So, anyway, we’ve all experienced this. There are a lot of qualities we could talk about. I think the first one that I might mention — not that it’s the most important, but just, it’s really interesting to me — is how attentive he is to individuals. Whether they’re little children, and we can talk about that later. Oh my goodness, the little children: They resonate with him, and he goes for them. I’m picturing sitting in a large ballroom at a meeting in Paraguay, and there were some dignitaries that were late, and they had kind of slipped in late and slipped over to the side. He’s up on an elevated stand platform thing. He should never have seen them, but he doesn’t miss anything in terms of, “Oh, I need to go greet those people.” So, the minute the meeting was over he is bolting — much to the chagrin of his security detail — down front into the audience and going over to greet these individuals. So, his attention to individuals has been really inspiring to watch.
Brother Michael Colemere: And their attention to him, these children. In Singapore, Sheri and I were with a family that met the Nelsons before the devotional that night, and they had little children, two beautiful little girls and a little — you could just see it in his eye, this little mischievous little boy who was, what, three years old?

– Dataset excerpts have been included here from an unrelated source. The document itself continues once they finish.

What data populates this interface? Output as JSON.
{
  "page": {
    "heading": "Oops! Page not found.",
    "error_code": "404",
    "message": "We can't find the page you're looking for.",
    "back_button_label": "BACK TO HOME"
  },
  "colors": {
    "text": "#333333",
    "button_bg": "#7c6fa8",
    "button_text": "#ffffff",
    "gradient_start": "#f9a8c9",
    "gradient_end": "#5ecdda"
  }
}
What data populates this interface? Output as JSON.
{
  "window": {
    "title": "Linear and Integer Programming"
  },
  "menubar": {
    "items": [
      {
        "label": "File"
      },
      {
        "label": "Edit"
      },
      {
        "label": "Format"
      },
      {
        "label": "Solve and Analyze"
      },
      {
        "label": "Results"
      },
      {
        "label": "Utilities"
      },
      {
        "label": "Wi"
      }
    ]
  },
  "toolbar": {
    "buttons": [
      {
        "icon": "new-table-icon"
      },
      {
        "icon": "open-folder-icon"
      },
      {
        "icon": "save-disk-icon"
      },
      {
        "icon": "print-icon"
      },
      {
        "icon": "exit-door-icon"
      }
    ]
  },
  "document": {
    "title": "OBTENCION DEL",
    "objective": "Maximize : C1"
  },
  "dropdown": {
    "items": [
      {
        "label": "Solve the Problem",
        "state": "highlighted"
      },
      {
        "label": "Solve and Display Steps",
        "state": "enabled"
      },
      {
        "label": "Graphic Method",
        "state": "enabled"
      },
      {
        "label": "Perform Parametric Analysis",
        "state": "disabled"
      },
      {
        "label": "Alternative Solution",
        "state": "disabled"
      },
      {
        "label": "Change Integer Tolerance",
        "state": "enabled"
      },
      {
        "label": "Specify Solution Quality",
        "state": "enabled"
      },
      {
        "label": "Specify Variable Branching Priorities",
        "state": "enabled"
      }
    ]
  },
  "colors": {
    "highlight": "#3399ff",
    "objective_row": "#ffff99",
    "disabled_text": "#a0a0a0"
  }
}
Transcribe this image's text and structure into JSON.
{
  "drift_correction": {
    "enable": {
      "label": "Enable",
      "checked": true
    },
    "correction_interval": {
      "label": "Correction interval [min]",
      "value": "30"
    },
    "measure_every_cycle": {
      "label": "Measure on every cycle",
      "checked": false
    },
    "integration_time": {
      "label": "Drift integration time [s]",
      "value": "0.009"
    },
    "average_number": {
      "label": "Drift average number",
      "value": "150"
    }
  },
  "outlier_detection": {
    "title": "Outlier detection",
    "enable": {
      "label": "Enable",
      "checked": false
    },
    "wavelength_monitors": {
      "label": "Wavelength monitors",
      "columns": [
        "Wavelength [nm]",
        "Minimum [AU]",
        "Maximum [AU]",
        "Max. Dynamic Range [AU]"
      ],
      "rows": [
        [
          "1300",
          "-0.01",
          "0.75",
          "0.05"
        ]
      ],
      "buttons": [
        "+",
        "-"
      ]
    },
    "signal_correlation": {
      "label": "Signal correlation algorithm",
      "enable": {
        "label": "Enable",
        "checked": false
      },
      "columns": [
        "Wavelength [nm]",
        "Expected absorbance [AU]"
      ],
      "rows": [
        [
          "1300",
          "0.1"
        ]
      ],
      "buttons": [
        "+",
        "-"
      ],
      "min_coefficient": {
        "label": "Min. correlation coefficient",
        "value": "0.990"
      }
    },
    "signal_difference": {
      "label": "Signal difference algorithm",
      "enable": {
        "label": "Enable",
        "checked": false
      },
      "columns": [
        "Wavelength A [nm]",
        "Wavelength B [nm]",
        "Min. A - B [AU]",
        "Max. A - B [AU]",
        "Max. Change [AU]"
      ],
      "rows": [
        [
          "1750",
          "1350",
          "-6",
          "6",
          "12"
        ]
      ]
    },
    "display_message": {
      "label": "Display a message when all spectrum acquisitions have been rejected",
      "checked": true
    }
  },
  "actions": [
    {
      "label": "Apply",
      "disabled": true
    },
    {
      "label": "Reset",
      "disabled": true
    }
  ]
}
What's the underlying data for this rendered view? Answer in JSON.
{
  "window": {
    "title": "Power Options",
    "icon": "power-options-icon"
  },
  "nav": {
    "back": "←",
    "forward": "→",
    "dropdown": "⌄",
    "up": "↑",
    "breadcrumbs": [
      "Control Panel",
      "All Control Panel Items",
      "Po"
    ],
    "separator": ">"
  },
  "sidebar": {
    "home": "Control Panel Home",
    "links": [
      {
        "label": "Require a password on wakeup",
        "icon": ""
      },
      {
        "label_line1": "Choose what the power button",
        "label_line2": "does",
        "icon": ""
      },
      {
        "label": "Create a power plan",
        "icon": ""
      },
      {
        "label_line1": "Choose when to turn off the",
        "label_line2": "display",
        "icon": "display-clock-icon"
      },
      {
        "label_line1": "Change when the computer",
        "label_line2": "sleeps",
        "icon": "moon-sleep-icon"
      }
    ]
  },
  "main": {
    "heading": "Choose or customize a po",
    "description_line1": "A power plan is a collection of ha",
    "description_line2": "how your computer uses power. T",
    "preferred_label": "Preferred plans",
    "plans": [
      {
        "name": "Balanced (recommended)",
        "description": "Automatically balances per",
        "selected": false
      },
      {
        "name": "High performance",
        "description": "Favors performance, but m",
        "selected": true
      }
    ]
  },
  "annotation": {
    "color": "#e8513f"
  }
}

Sister Sheri Dew: Probably.
Brother Michael Colemere: And he watched President Nelson at the beginning and just kind of looked at him, and he would take a step towards him a little bit, a little bit more, and he just hugged him and stayed on his lap pretty much for that 15-minute interview before the devotional starts. Then, the funniest thing ever: During the devotional, this boy darts out of the seats and is running up to the stage to see President Nelson. Children love this man.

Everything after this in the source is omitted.